Brutpflege oder Futtersuche Umwelt programmiert Bienen um

Die Umwelt kann das Erbgut beeinflussen - das gilt auch für Honigbienen. Kleine chemische Schutzkappen an der DNA bestimmen, ob eine Biene Futter sucht oder den Nachwuchs pflegt. Werden die Tiere aber in andere Jobs gezwungen, ändert sich auch die Gen-Aktivität.
Futtersucherin: Wäre ihre DNA leicht anders, würde diese Biene jüngere Geschwister pflegen

Futtersucherin: Wäre ihre DNA leicht anders, würde diese Biene jüngere Geschwister pflegen

Foto: Uwe Anspach/ dpa

Futtersuche oder Brutpflege? Kleine Molekülgruppen an der Erbsubstanz entscheiden darüber, welche Aufgabe eine ausgewachsene Honigbiene in übernimmt. Je nachdem, wo an der DNA die Kohlenwasserstoffgruppen liegen, beschäftigen sich Arbeiterinnen mit der Aufzucht ihrer kleinen Geschwister oder verlassen den Stock um Nektar zu suchen, berichten US-Forscher im Fachmagazin "Nature Neuroscience" . Das Muster der sogenannten Methyl-Markierungen könne sich ändern - und auf diese Weise auch das Verhalten der Insekten.

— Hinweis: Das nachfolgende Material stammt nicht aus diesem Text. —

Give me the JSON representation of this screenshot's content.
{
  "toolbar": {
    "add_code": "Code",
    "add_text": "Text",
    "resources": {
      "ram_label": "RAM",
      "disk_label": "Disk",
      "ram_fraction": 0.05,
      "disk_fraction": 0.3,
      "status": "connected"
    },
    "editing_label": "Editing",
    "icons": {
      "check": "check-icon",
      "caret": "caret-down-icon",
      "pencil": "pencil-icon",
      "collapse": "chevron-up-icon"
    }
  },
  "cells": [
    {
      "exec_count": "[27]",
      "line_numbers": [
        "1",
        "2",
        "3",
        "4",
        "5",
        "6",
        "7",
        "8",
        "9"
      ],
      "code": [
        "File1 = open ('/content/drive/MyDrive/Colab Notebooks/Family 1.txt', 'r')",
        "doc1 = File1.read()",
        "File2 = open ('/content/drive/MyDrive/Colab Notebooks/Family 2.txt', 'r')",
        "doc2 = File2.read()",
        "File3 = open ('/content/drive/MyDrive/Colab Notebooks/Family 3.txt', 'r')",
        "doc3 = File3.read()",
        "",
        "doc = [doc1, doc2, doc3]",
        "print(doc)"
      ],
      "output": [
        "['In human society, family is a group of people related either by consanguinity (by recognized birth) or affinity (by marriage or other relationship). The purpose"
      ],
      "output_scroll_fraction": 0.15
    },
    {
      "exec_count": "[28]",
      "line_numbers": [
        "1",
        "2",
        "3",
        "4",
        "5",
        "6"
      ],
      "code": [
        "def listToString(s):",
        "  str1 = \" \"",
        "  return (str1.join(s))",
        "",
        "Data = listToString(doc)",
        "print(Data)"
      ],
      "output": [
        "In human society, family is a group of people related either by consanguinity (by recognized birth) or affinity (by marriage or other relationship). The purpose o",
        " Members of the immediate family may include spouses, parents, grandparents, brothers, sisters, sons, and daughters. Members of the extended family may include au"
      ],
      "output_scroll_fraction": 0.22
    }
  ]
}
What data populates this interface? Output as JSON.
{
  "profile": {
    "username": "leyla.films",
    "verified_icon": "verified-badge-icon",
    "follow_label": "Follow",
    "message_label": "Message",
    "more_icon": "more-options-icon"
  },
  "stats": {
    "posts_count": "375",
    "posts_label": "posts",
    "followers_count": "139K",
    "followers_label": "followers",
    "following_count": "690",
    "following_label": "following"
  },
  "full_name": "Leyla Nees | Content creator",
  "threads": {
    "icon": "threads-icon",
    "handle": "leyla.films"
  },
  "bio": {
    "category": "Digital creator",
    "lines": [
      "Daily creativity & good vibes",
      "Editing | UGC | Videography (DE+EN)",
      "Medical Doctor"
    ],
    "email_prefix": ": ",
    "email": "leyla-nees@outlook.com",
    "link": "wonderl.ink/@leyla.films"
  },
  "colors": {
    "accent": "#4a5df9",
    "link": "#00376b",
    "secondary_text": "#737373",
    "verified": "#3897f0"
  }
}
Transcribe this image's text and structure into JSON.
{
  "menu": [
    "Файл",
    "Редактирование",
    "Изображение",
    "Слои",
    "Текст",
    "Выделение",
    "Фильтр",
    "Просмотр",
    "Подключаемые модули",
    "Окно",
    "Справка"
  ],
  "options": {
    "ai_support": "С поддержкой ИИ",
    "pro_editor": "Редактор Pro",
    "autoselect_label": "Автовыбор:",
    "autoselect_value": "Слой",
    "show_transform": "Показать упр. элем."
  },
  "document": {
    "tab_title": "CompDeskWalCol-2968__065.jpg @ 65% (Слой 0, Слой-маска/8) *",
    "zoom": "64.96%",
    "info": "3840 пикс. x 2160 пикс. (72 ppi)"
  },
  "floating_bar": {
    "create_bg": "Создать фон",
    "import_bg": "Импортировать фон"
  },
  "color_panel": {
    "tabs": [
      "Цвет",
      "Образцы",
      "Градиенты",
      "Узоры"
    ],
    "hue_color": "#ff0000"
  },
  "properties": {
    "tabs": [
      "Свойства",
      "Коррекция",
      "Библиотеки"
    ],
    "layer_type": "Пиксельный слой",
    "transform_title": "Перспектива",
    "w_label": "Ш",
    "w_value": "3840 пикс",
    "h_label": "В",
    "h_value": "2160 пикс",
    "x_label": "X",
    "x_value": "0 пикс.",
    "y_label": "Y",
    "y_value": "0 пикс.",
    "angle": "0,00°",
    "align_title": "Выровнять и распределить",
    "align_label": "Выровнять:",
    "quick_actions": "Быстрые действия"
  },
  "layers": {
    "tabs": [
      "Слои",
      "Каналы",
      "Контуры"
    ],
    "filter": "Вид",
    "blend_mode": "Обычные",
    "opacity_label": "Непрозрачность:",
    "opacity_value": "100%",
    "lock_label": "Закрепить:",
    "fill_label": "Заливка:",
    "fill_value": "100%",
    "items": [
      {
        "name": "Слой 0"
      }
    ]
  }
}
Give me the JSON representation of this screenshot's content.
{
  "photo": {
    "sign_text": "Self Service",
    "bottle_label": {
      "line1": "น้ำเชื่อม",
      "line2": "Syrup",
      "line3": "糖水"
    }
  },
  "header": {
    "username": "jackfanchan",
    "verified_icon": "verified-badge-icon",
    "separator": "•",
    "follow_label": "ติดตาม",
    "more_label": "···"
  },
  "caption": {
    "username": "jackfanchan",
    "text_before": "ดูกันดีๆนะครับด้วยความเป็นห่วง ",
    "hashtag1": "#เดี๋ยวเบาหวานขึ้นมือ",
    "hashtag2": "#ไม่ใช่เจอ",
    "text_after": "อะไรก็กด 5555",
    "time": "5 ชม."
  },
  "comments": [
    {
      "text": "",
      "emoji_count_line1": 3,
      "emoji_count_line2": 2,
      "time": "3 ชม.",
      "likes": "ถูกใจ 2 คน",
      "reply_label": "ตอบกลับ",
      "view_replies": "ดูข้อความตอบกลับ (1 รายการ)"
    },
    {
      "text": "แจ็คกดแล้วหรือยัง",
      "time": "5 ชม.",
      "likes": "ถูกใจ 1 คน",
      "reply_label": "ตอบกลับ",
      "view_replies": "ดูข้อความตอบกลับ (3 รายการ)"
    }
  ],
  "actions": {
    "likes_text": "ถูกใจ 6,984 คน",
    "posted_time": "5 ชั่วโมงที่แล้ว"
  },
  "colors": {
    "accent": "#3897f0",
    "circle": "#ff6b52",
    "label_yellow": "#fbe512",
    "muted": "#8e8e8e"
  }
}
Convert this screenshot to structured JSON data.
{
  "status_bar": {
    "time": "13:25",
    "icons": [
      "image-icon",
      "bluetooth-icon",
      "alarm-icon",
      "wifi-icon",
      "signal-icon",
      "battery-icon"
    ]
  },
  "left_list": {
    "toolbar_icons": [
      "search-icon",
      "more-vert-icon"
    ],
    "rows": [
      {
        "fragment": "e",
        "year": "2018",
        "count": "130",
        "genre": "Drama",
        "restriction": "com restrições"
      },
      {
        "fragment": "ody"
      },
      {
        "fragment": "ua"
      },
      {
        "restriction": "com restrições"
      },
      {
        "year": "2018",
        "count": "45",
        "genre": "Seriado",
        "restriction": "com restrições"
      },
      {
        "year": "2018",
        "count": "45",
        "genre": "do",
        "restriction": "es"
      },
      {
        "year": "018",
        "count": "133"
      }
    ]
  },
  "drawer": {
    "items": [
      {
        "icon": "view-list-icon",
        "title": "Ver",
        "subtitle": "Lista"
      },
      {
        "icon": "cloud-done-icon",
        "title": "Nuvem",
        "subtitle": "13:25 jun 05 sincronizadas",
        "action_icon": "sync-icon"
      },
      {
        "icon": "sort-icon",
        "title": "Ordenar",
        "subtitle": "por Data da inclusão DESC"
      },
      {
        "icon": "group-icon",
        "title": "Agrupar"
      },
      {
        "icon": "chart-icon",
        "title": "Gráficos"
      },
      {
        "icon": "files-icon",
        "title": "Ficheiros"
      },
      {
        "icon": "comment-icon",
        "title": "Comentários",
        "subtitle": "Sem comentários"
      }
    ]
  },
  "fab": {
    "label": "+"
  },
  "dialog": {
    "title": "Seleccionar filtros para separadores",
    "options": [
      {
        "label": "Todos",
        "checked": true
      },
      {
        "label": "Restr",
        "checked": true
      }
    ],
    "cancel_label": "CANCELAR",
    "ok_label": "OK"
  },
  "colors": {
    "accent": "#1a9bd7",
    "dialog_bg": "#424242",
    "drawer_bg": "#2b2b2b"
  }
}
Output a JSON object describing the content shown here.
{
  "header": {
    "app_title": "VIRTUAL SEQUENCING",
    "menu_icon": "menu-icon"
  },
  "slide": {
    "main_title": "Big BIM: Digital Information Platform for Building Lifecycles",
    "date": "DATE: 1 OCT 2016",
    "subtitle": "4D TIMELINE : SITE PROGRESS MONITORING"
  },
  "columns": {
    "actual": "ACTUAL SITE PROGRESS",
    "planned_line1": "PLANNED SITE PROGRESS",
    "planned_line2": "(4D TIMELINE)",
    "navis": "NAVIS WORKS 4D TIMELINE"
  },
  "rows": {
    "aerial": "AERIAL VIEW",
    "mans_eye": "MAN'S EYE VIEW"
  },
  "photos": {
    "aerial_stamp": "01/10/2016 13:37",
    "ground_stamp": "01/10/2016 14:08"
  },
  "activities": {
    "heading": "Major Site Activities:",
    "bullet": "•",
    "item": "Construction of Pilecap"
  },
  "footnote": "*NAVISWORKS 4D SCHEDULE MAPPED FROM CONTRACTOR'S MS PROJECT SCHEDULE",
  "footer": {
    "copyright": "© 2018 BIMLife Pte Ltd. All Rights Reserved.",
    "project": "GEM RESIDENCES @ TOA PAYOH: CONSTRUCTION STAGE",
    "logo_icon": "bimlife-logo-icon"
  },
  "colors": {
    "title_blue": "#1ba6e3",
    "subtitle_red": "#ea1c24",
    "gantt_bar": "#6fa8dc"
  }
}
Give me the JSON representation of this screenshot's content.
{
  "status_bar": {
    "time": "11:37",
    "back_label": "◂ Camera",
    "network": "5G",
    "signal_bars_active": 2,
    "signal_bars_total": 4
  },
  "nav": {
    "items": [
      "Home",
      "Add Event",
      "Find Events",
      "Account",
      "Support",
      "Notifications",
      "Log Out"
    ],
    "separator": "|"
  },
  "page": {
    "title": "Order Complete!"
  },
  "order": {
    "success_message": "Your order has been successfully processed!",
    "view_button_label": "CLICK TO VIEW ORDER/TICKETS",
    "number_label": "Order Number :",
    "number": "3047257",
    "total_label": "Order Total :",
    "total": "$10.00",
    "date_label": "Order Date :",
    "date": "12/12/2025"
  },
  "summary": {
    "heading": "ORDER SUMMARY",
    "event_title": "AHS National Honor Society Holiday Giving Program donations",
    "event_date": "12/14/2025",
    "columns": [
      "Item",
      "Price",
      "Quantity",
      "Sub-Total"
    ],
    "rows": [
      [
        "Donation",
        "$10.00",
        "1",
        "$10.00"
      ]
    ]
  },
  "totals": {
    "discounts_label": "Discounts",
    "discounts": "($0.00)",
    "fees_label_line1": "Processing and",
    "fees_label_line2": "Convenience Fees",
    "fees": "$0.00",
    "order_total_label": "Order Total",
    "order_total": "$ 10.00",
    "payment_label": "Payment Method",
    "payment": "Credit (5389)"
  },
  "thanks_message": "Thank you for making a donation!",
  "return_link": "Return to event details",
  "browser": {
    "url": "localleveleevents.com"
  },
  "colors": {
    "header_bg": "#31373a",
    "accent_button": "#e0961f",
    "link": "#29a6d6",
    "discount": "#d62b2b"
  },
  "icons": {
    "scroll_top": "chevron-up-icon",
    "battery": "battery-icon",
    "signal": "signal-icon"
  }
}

Die Individuen eines Bienenvolks sind genetisch eng verwandt, ihre Erbanlagen stimmen zu großen Teilen überein. Arbeiterinnen widmen sich nach dem Schlüpfen zunächst meist der Pflege ihrer jüngeren Geschwister. Nach zwei bis drei Wochen wechseln sie den Berufsstand und sammeln außerhalb des Stocks Pollen und Nektar. Aus welchen Larven eine Königin heranwächst, wird über das verabreichte Futter bestimmt. Doch welcher Mechanismus entscheidet darüber, ob Honigbienen sich um die Brut oder um die Futtersuche kümmern?

Die Wissenschaftler um Andrew Feinberg von der Johns Hopkins University School of Medicine in Baltimore (US-Staat Maryland) erfassten zunächst, an welchen Stellen des Erbguts von Königinnen, Pflegerinnen und Futterbeschafferinnen sogenannte Methylgruppen angeheftet waren. Sie fanden mehr als 150 Stellen, an denen sich das Muster bei den zwei Arbeiterinnen-Gruppen unterschied.

Anpassung ohne Mutation

Um zu bestätigen, dass Methylierungsmuster und Verhalten zusammenhängen, nutzten die Forscher einen Trick: Sie entfernten alle Pflegerinnen aus einem Stock - und zwangen einen Teil der von der Futtersuche heimkehrenden Arbeiterinnen so, sich fortan dem hilflosen Nachwuchs zu widmen. Erbgutanalysen zeigten dann, dass sich das Methylierungsmuster wieder in Richtung Pflegerin verschob. Wahrscheinlich spielten reversible Methylierungen auch bei Verhaltensanpassungen vieler anderer Tierarten eine Rolle, mutmaßen die Forscher.

Methylgruppen sind kleine chemische Schutzkappen an der Erbsubstanz. Sie beeinflussen zum Beispiel, wie häufig bestimmte Gene abgelesen, also in Proteine umgesetzt werden. In der Regel verhindert eine Methylierung das Ablesen des betreffenden Gens. Änderungen, die nicht in der DNA selbst begründet sind, sondern im Methylierungsmuster, werden als epigenetisch bezeichnet. Die Zellen können damit auf Umwelteinflüsse reagieren, ohne dass eine dauerhafte Mutation nötig ist.

Ein Beispiel ist die Anpassung von Meeresfischen an höhere Kohlendioxid-Konzentrationen im Wasser, über die Forscher im Fachjournal "Nature Climate Change"  berichteten. In den Versuchen mit Schwarzflossen-Anemonenfischen, die in Meerwasser großgezogen wurden, das drei Grad wärmer und dessen CO2-Konzentration etwa doppelt so hoch war wie normal, zeigte sich: Wenn bereits die Eltern den veränderten Bedingungen ausgesetzt waren, wurden weder Wachstum noch Lebenszeit vermindert. Die Anpassung sei dem Nachwuchs epigenetisch in die Wiege gelegt worden, schlossen die Forscher.